Publisher: American Mathematical Soc.
ISBN: 9780821838136
Category : Mathematics
Languages : en
Pages : 568
Book Description
Linear algebra permeates mathematics, perhaps more so than any other single subject. It plays an essential role in pure and applied mathematics, statistics, computer science, and many aspects of physics and engineering. This book conveys in a user-friendly way the basic and advanced techniques of linear algebra from the point of view of a working analyst. The techniques are illustrated by a wide sample of applications and examples that are chosen to highlight the tools of the trade. In short, this is material that the author wishes he had been taught as a graduate student. Roughly the first third of the book covers the basic material of a first course in linear algebra.
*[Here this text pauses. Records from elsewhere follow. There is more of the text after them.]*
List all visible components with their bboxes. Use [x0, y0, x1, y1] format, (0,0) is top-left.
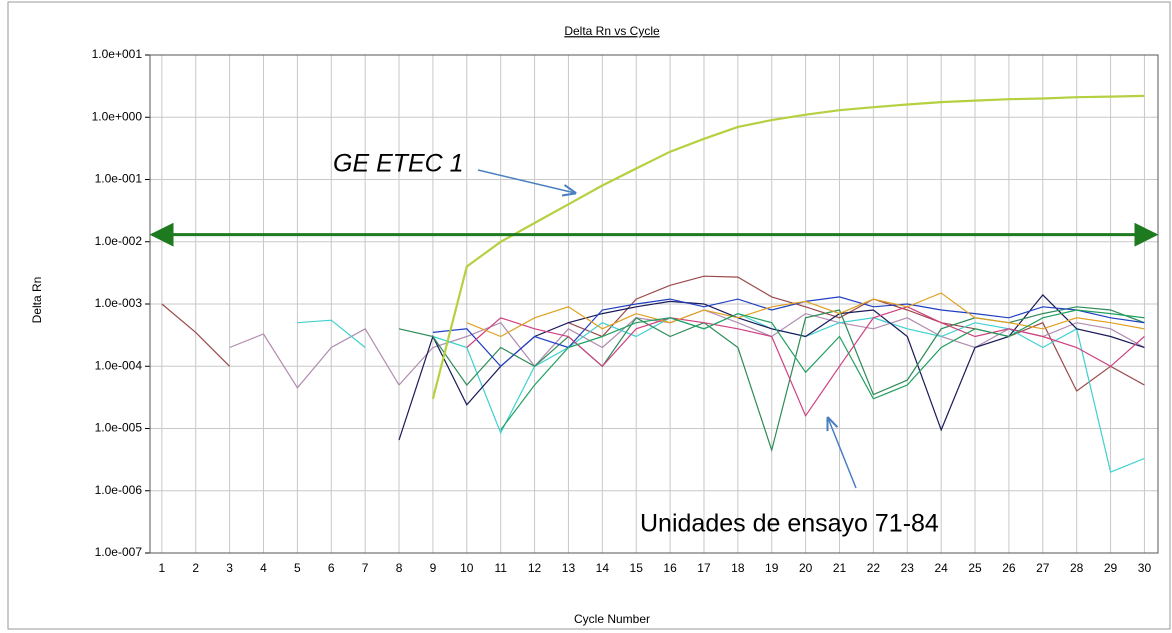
x-tick-label: 18 [731, 561, 745, 575]
x-tick-label: 26 [1002, 561, 1016, 575]
x-axis-label: Cycle Number [574, 612, 650, 626]
x-tick-label: 13 [562, 561, 576, 575]
x-tick-label: 17 [697, 561, 711, 575]
x-tick-label: 23 [901, 561, 915, 575]
series-line [466, 292, 1145, 338]
series-line [466, 306, 1145, 418]
annotation: GE ETEC 1 [333, 150, 464, 178]
x-tick-label: 25 [968, 561, 982, 575]
y-tick-label: 1.0e-003 [95, 296, 143, 310]
series-line [431, 94, 1145, 400]
x-tick-label: 1 [159, 561, 166, 575]
x-tick-label: 29 [1104, 561, 1118, 575]
x-tick-label: 4 [260, 561, 267, 575]
y-tick-label: 1.0e-005 [95, 421, 143, 435]
x-tick-label: 7 [362, 561, 369, 575]
x-tick-label: 6 [328, 561, 335, 575]
y-tick-label: 1.0e-002 [95, 234, 143, 248]
x-tick-label: 19 [765, 561, 779, 575]
x-tick-label: 5 [294, 561, 301, 575]
x-tick-label: 16 [663, 561, 677, 575]
y-tick-label: 1.0e-001 [95, 172, 143, 186]
y-tick-label: 1.0e-006 [95, 483, 143, 497]
x-tick-label: 28 [1070, 561, 1084, 575]
x-tick-label: 12 [528, 561, 542, 575]
x-tick-label: 15 [630, 561, 644, 575]
x-tick-label: 2 [192, 561, 199, 575]
y-axis-label: Delta Rn [30, 277, 44, 324]
series-line [432, 296, 1145, 368]
x-tick-label: 21 [833, 561, 847, 575]
annotation-arrow [477, 169, 575, 193]
series-line [398, 306, 1145, 453]
plot-border [149, 54, 1159, 554]
y-tick-label: 1.0e+000 [92, 109, 143, 123]
x-tick-label: 9 [430, 561, 437, 575]
annotation: Unidades de ensayo 71-84 [640, 510, 939, 538]
x-tick-label: 8 [396, 561, 403, 575]
chart-title: Delta Rn vs Cycle [564, 24, 660, 38]
plot-area: 1 2 3 4 5 6 7 8 9 10 11 12 13 14 15 16 17 18 19 20 21 22 23 24 2… [92, 47, 1159, 575]
y-tick-label: 1.0e-007 [95, 545, 143, 559]
y-tick-label: 1.0e+001 [92, 47, 143, 61]
series-line [500, 309, 1145, 431]
x-tick-label: 3 [226, 561, 233, 575]
x-tick-label: 10 [460, 561, 474, 575]
annotation-arrow [828, 418, 857, 489]
x-tick-label: 14 [596, 561, 610, 575]
x-tick-label: 24 [934, 561, 948, 575]
x-tick-label: 27 [1036, 561, 1050, 575]
x-tick-label: 20 [799, 561, 813, 575]
y-tick-label: 1.0e-004 [95, 358, 143, 372]
x-tick-label: 11 [494, 561, 507, 575]
x-tick-label: 22 [867, 561, 881, 575]
x-tick-label: 30 [1138, 561, 1152, 575]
The remaining chapters are devoted to applications drawn from vector calculus, numerical analysis, control theory, complex analysis, convexity and functional analysis. In particular, fixed point theorems, extremal problems, matrix equations, zero location and eigenvalue location problems, and matrices with nonnegative entries are discussed. Appendices on useful facts from analysis and supplementary information from complex function theory are also provided for the convenience of the reader. The book is suitable as a text or supplementary reference for a variety of courses on linear algebra and its applications, as well as for self-study.